Summary (incl. main characters, stakes, setting)
The novel is told from two perspectives—16 year old Nao in Tokyo, who has moved from California and is facing bullying at school and has a suicidal father, and Canadian writer Ruth living on an isolated island with her husband Oliver (supposed to be stand-in for the writer herself?) Ruth finds Nao’s diary along with some letters and a watch in a Hello Kitty lunchbox washed up on the shore. She reads Nao’s diary at a “real time” pace and finds the story shifting, endings disappearing, etc.
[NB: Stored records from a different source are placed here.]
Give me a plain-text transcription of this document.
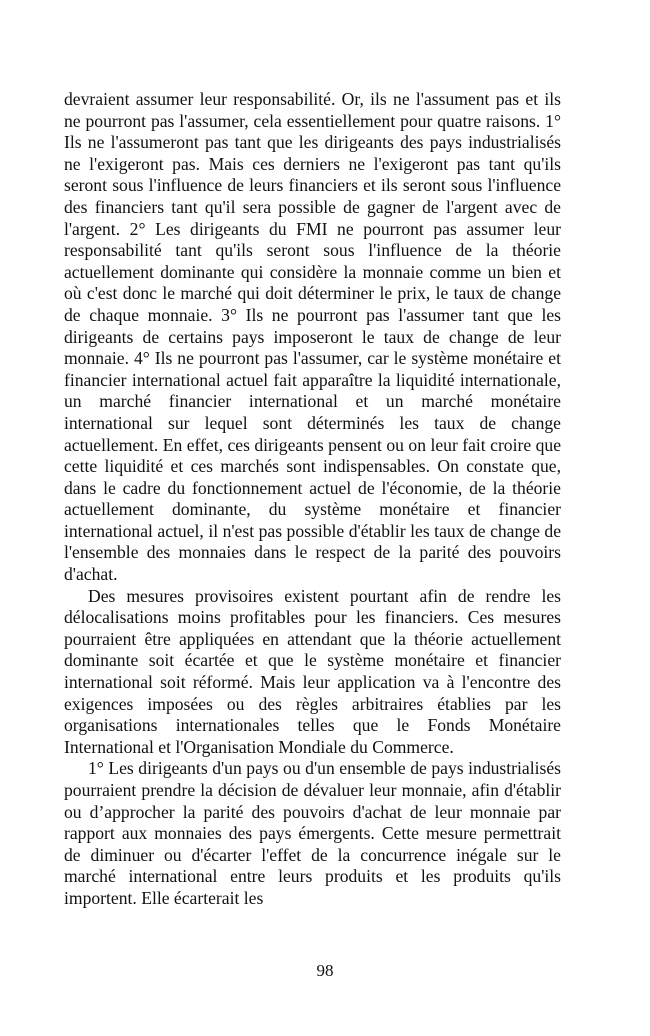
devraient assumer leur responsabilité. Or, ils ne l'assument pas et ils ne pourront pas l'assumer, cela essentiellement pour quatre raisons. 1° Ils ne l'assumeront pas tant que les dirigeants des pays industrialisés ne l'exigeront pas. Mais ces derniers ne l'exigeront pas tant qu'ils seront sous l'influence de leurs financiers et ils seront sous l'influence des financiers tant qu'il sera possible de gagner de l'argent avec de l'argent. 2° Les dirigeants du FMI ne pourront pas assumer leur responsabilité tant qu'ils seront sous l'influence de la théorie actuellement dominante qui considère la monnaie comme un bien et où c'est donc le marché qui doit déterminer le prix, le taux de change de chaque monnaie. 3° Ils ne pourront pas l'assumer tant que les dirigeants de certains pays imposeront le taux de change de leur monnaie. 4° Ils ne pourront pas l'assumer, car le système monétaire et financier international actuel fait apparaître la liquidité internationale, un marché financier international et un marché monétaire international sur lequel sont déterminés les taux de change actuellement. En effet, ces dirigeants pensent ou on leur fait croire que cette liquidité et ces marchés sont indispensables. On constate que, dans le cadre du fonctionnement actuel de l'économie, de la théorie actuellement dominante, du système monétaire et financier international actuel, il n'est pas possible d'établir les taux de change de l'ensemble des monnaies dans le respect de la parité des pouvoirs d'achat.

Des mesures provisoires existent pourtant afin de rendre les délocalisations moins profitables pour les financiers. Ces mesures pourraient être appliquées en attendant que la théorie actuellement dominante soit écartée et que le système monétaire et financier international soit réformé. Mais leur application va à l'encontre des exigences imposées ou des règles arbitraires établies par les organisations internationales telles que le Fonds Monétaire International et l'Organisation Mondiale du Commerce.

1° Les dirigeants d'un pays ou d'un ensemble de pays industrialisés pourraient prendre la décision de dévaluer leur monnaie, afin d'établir ou d’approcher la parité des pouvoirs d'achat de leur monnaie par rapport aux monnaies des pays émergents. Cette mesure permettrait de diminuer ou d'écarter l'effet de la concurrence inégale sur le marché international entre leurs produits et les produits qu'ils importent. Elle écarterait les

98
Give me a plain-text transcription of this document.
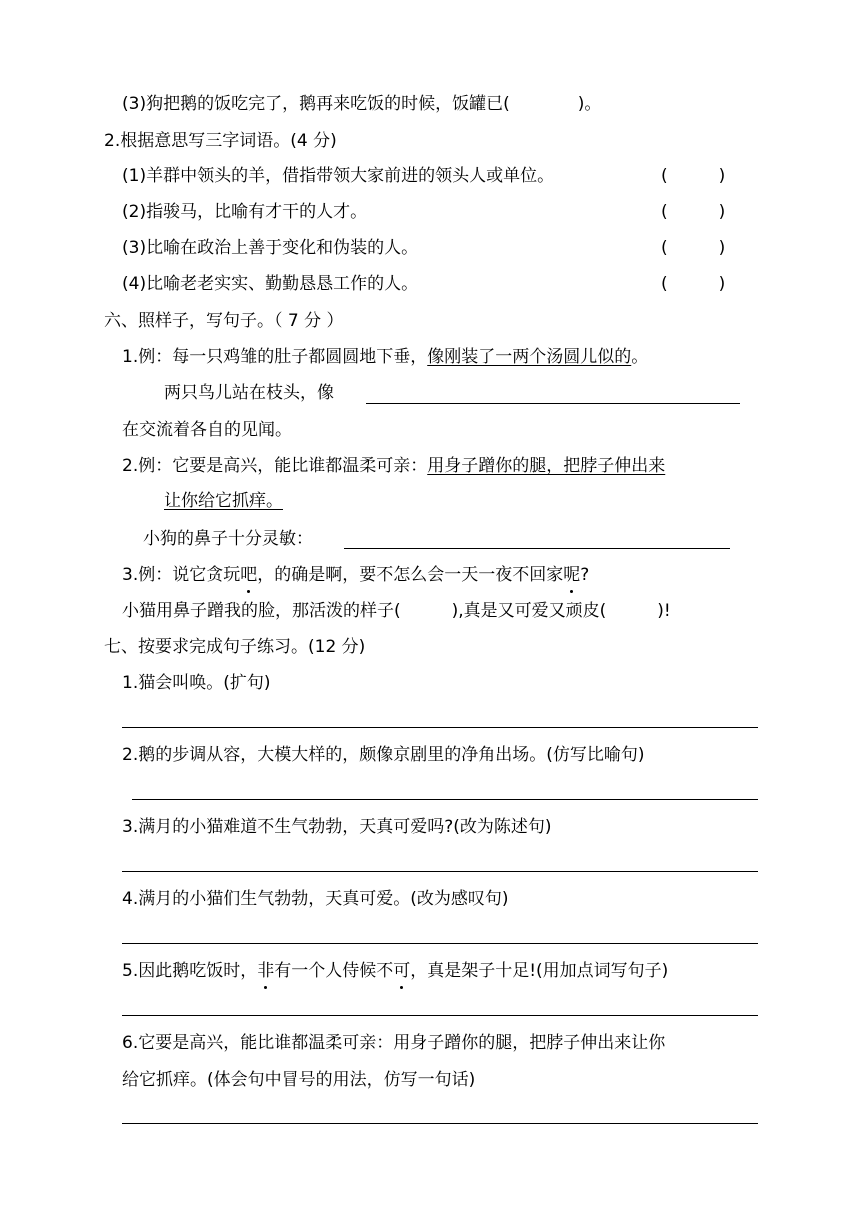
(3)狗把鹅的饭吃完了，鹅再来吃饭的时候，饭罐已(　　　　)。
2.根据意思写三字词语。(4 分)
(1)羊群中领头的羊，借指带领大家前进的领头人或单位。	(　　　)
(2)指骏马，比喻有才干的人才。	(　　　)
(3)比喻在政治上善于变化和伪装的人。	(　　　)
(4)比喻老老实实、勤勤恳恳工作的人。	(　　　)
六、照样子，写句子。（ 7 分 ）
1.例：每一只鸡雏的肚子都圆圆地下垂，像刚装了一两个汤圆儿似的。
两只鸟儿站在枝头，像
在交流着各自的见闻。
2.例：它要是高兴，能比谁都温柔可亲：用身子蹭你的腿，把脖子伸出来
让你给它抓痒。
小狗的鼻子十分灵敏：
3.例：说它贪玩吧，的确是啊，要不怎么会一天一夜不回家呢?
小猫用鼻子蹭我的脸，那活泼的样子(　　　),真是又可爱又顽皮(　　　)!
七、按要求完成句子练习。(12 分)
1.猫会叫唤。(扩句)
2.鹅的步调从容，大模大样的，颇像京剧里的净角出场。(仿写比喻句)
3.满月的小猫难道不生气勃勃，天真可爱吗?(改为陈述句)
4.满月的小猫们生气勃勃，天真可爱。(改为感叹句)
5.因此鹅吃饭时，非有一个人侍候不可，真是架子十足!(用加点词写句子)
6.它要是高兴，能比谁都温柔可亲：用身子蹭你的腿，把脖子伸出来让你
给它抓痒。(体会句中冒号的用法，仿写一句话)
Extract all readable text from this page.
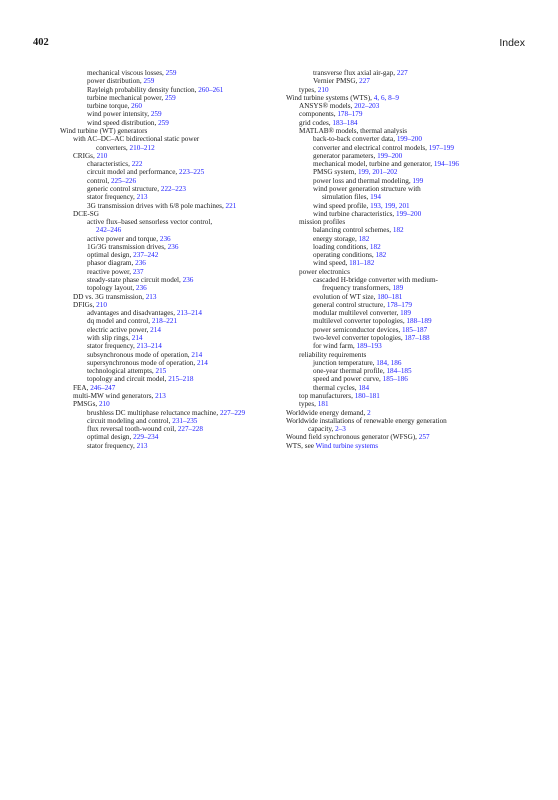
402	Index
mechanical viscous losses, 259
power distribution, 259
Rayleigh probability density function, 260–261
turbine mechanical power, 259
turbine torque, 260
wind power intensity, 259
wind speed distribution, 259
Wind turbine (WT) generators
with AC–DC–AC bidirectional static power
converters, 210–212
CRIGs, 210
characteristics, 222
circuit model and performance, 223–225
control, 225–226
generic control structure, 222–223
stator frequency, 213
3G transmission drives with 6/8 pole machines, 221
DCE-SG
active flux–based sensorless vector control,
242–246
active power and torque, 236
1G/3G transmission drives, 236
optimal design, 237–242
phasor diagram, 236
reactive power, 237
steady-state phase circuit model, 236
topology layout, 236
DD vs. 3G transmission, 213
DFIGs, 210
advantages and disadvantages, 213–214
dq model and control, 218–221
electric active power, 214
with slip rings, 214
stator frequency, 213–214
subsynchronous mode of operation, 214
supersynchronous mode of operation, 214
technological attempts, 215
topology and circuit model, 215–218
FEA, 246–247
multi-MW wind generators, 213
PMSGs, 210
brushless DC multiphase reluctance machine, 227–229
circuit modeling and control, 231–235
flux reversal tooth-wound coil, 227–228
optimal design, 229–234
stator frequency, 213
transverse flux axial air-gap, 227
Vernier PMSG, 227
types, 210
Wind turbine systems (WTS), 4, 6, 8–9
ANSYS® models, 202–203
components, 178–179
grid codes, 183–184
MATLAB® models, thermal analysis
back-to-back converter data, 199–200
converter and electrical control models, 197–199
generator parameters, 199–200
mechanical model, turbine and generator, 194–196
PMSG system, 199, 201–202
power loss and thermal modeling, 199
wind power generation structure with
simulation files, 194
wind speed profile, 193, 199, 201
wind turbine characteristics, 199–200
mission profiles
balancing control schemes, 182
energy storage, 182
loading conditions, 182
operating conditions, 182
wind speed, 181–182
power electronics
cascaded H-bridge converter with medium-
frequency transformers, 189
evolution of WT size, 180–181
general control structure, 178–179
modular multilevel converter, 189
multilevel converter topologies, 188–189
power semiconductor devices, 185–187
two-level converter topologies, 187–188
for wind farm, 189–193
reliability requirements
junction temperature, 184, 186
one-year thermal profile, 184–185
speed and power curve, 185–186
thermal cycles, 184
top manufacturers, 180–181
types, 181
Worldwide energy demand, 2
Worldwide installations of renewable energy generation
capacity, 2–3
Wound field synchronous generator (WFSG), 257
WTS, see Wind turbine systems
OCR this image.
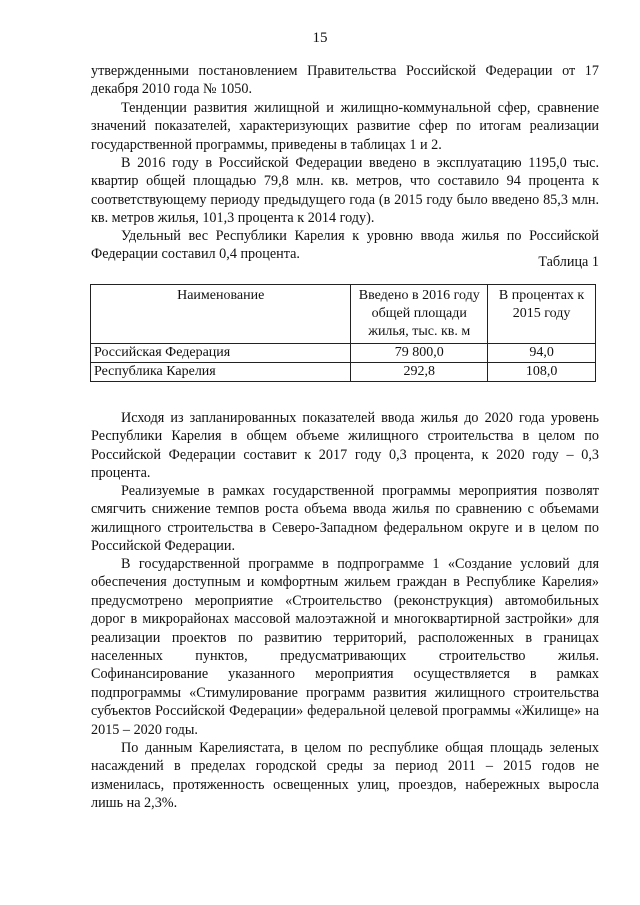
15

утвержденными постановлением Правительства Российской Федерации от 17 декабря 2010 года № 1050.

Тенденции развития жилищной и жилищно-коммунальной сфер, сравнение значений показателей, характеризующих развитие сфер по итогам реализации государственной программы, приведены в таблицах 1 и 2.

В 2016 году в Российской Федерации введено в эксплуатацию 1195,0 тыс. квартир общей площадью 79,8 млн. кв. метров, что составило 94 процента к соответствующему периоду предыдущего года (в 2015 году было введено 85,3 млн. кв. метров жилья, 101,3 процента к 2014 году).

Удельный вес Республики Карелия к уровню ввода жилья по Российской Федерации составил 0,4 процента.	Таблица 1
Наименование	Введено в 2016 году общей площади жилья, тыс. кв. м	В процентах к 2015 году
Российская Федерация	79 800,0	94,0
Республика Карелия	292,8	108,0

Исходя из запланированных показателей ввода жилья до 2020 года уровень Республики Карелия в общем объеме жилищного строительства в целом по Российской Федерации составит к 2017 году 0,3 процента, к 2020 году – 0,3 процента.

Реализуемые в рамках государственной программы мероприятия позволят смягчить снижение темпов роста объема ввода жилья по сравнению с объемами жилищного строительства в Северо-Западном федеральном округе и в целом по Российской Федерации.

В государственной программе в подпрограмме 1 «Создание условий для обеспечения доступным и комфортным жильем граждан в Республике Карелия» предусмотрено мероприятие «Строительство (реконструкция) автомобильных дорог в микрорайонах массовой малоэтажной и многоквартирной застройки» для реализации проектов по развитию территорий, расположенных в границах населенных пунктов, предусматривающих строительство жилья. Софинансирование указанного мероприятия осуществляется в рамках подпрограммы «Стимулирование программ развития жилищного строительства субъектов Российской Федерации» федеральной целевой программы «Жилище» на 2015 – 2020 годы.

По данным Карелиястата, в целом по республике общая площадь зеленых насаждений в пределах городской среды за период 2011 – 2015 годов не изменилась, протяженность освещенных улиц, проездов, набережных выросла лишь на 2,3%.
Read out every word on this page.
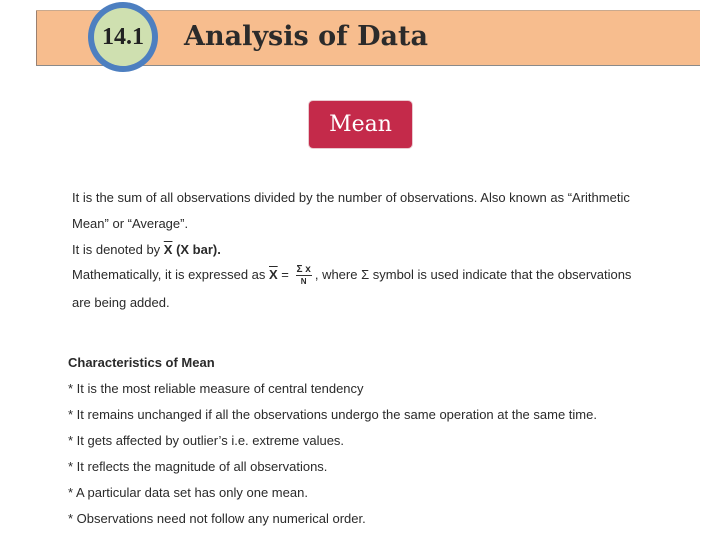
14.1 Analysis of Data
Mean
It is the sum of all observations divided by the number of observations. Also known as “Arithmetic
Mean” or “Average”.
It is denoted by $\overline{X}$ (X bar).
Mathematically, it is expressed as $\overline{X} = \frac{\text{Σ x}}{N}$ , where Σ symbol is used indicate that the observations
are being added.
Characteristics of Mean
* It is the most reliable measure of central tendency
* It remains unchanged if all the observations undergo the same operation at the same time.
* It gets affected by outlier’s i.e. extreme values.
* It reflects the magnitude of all observations.
* A particular data set has only one mean.
* Observations need not follow any numerical order.
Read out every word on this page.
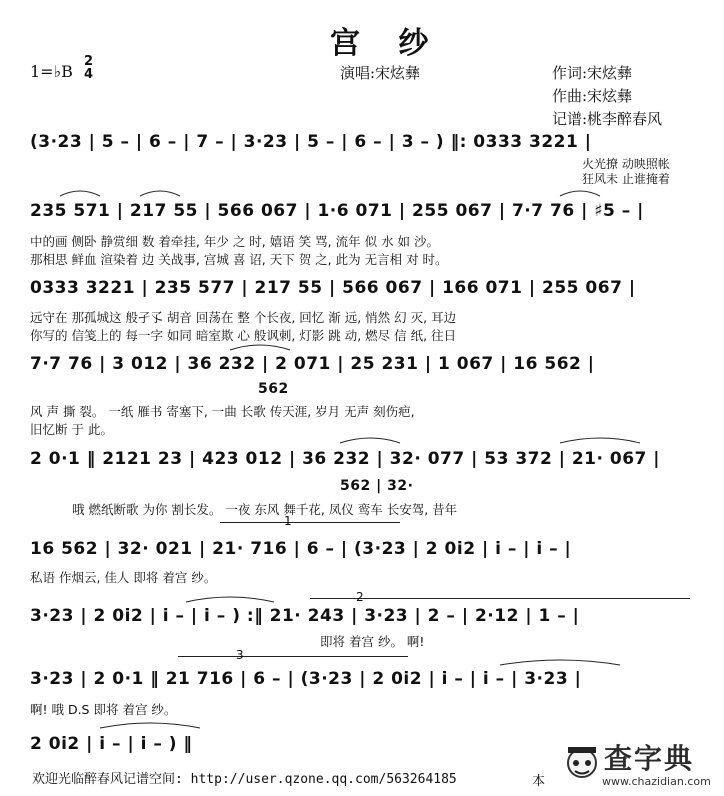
宫 纱
1=♭B
2
4	演唱:宋炫彝	作词:宋炫彝
作曲:宋炫彝
记谱:桃李醉春风
(3·23 | 5 – | 6 – | 7 – | 3·23 | 5 – | 6 – | 3 – ) ‖: 0333 3221 |
火光撩 动映照帐
狂风未 止谁掩着
235 571 | 217 55 | 566 067 | 1·6 071 | 255 067 | 7·7 76 | ♯5 – |
中的画 侧卧 静赏细 数 着牵挂, 年少 之 时, 嬉语 笑 骂, 流年 似 水 如 沙。
那相思 鲜血 渲染着 边 关战事, 宫城 喜 诏, 天下 贺 之, 此为 无言相 对 时。
0333 3221 | 235 577 | 217 55 | 566 067 | 166 071 | 255 067 |
远守在 那孤城这 般孑孓 胡音 回荡在 整 个长夜, 回忆 渐 远, 悄然 幻 灭, 耳边
你写的 信笺上的 每一字 如同 暗室欺 心 般讽刺, 灯影 跳 动, 燃尽 信 纸, 往日
7·7 76 | 3 012 | 36 232 | 2 071 | 25 231 | 1 067 | 16 562 |
562
风 声 撕 裂。 一纸 雁书 寄塞下, 一曲 长歌 传天涯, 岁月 无声 刻伤疤,
旧忆断 于 此。
2 0·1 ‖ 2121 23 | 423 012 | 36 232 | 32· 077 | 53 372 | 21· 067 |
562 | 32·
哦 燃纸断歌 为你 割长发。 一夜 东风 舞千花, 凤仪 鸾车 长安驾, 昔年
1
16 562 | 32· 021 | 21· 716 | 6 – | (3·23 | 2 0i2 | i – | i – |
私语 作烟云, 佳人 即将 着宫 纱。
2
3·23 | 2 0i2 | i – | i – ) :‖ 21· 243 | 3·23 | 2 – | 2·12 | 1 – |
即将 着宫 纱。 啊!
3
3·23 | 2 0·1 ‖ 21 716 | 6 – | (3·23 | 2 0i2 | i – | i – | 3·23 |
啊! 哦 D.S 即将 着宫 纱。
2 0i2 | i – | i – ) ‖
欢迎光临醉春风记谱空间: http://user.qzone.qq.com/563264185	本
查字典
www.chazidian.com
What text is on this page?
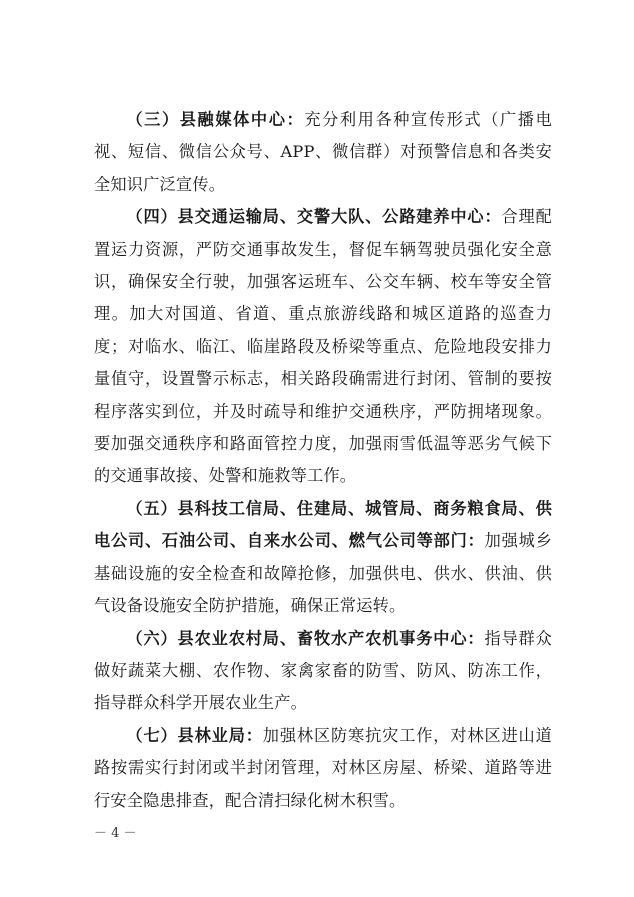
（三）县融媒体中心：充分利用各种宣传形式（广播电视、短信、微信公众号、APP、微信群）对预警信息和各类安全知识广泛宣传。

（四）县交通运输局、交警大队、公路建养中心：合理配置运力资源，严防交通事故发生，督促车辆驾驶员强化安全意识，确保安全行驶，加强客运班车、公交车辆、校车等安全管理。加大对国道、省道、重点旅游线路和城区道路的巡查力度；对临水、临江、临崖路段及桥梁等重点、危险地段安排力量值守，设置警示标志，相关路段确需进行封闭、管制的要按程序落实到位，并及时疏导和维护交通秩序，严防拥堵现象。要加强交通秩序和路面管控力度，加强雨雪低温等恶劣气候下的交通事故接、处警和施救等工作。

（五）县科技工信局、住建局、城管局、商务粮食局、供电公司、石油公司、自来水公司、燃气公司等部门：加强城乡基础设施的安全检查和故障抢修，加强供电、供水、供油、供气设备设施安全防护措施，确保正常运转。

（六）县农业农村局、畜牧水产农机事务中心：指导群众做好蔬菜大棚、农作物、家禽家畜的防雪、防风、防冻工作，指导群众科学开展农业生产。

（七）县林业局：加强林区防寒抗灾工作，对林区进山道路按需实行封闭或半封闭管理，对林区房屋、桥梁、道路等进行安全隐患排查，配合清扫绿化树木积雪。

－ 4 －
Nao’s story follows her classmates’ bullying and ignoring, her father’s various suicide attempts, and most of all her relationship to her great grandmother and Buddhist nun Jiko who helps Nao find calm amidst the depression and despair. Eventually with Ruth’s help in dreams, Nao is believed to survived as a student in Montreal and her father successfully starts a business/tech venture inspired by Nao’s bullying experiences. Ruth finds peace at the island and with her husband for now, and relieves some of the stress of not working on her memoir project.
How I discovered it (rec, why now)
Read in 2018
How I felt (thoughts on writing, themes, plot, pacing)
Craft:
- Enjoyed appendix to explain esoteric concepts (Zen moments, quantum mechanics, Schrodinger’s cat) as told from Ruth’s POV
- Ruth’s character mainly as a reader and the role a reader plays in a story, as exposition—brief exploration of dissatisfaction and isolation
- voice of the narrator is strong and lots of fun
- Unabashed use of foreign words, with footnotes to explain
- Shishōsetsu, I-Novel
“has been cited…in reference to issues of truthfulness and fabrication, highlighting the tension between self-revelatory, self-concealing, and self-effacing acts.”
Themes
- Cultural difference in perception of suicide
- Zen buddhism concepts of life’s meaning and time
- Commentary on dangers and speeding up of technology
Who would like it
Introspective, spiritual people who want to contemplate time, life, and death
Top quotes
Making a suicide is finding the edge of life. It stops life in time, so we can grasp what shape it is and feel it is real, at least for a just a moment.
Does the half-life of information correlate with the decay of our attention?
This agitation was familiar, a paradoxical feeling that built up inside her when she was spending too much time online, as though some force was at once goading her and holding her back. socialmedia
Knowledge and sense are not the same thing. Knowledge I understand, but how about sense? Is sense the same as feeling? Is conscience a fact that I can learn and know, or is it more like an emotion? Is it related to empathy? Is it different than shame? And why is it a compulsion ?
The ancient Greeks believed that when you read aloud, it was actually the dead, borrowing your tongue, to speak again.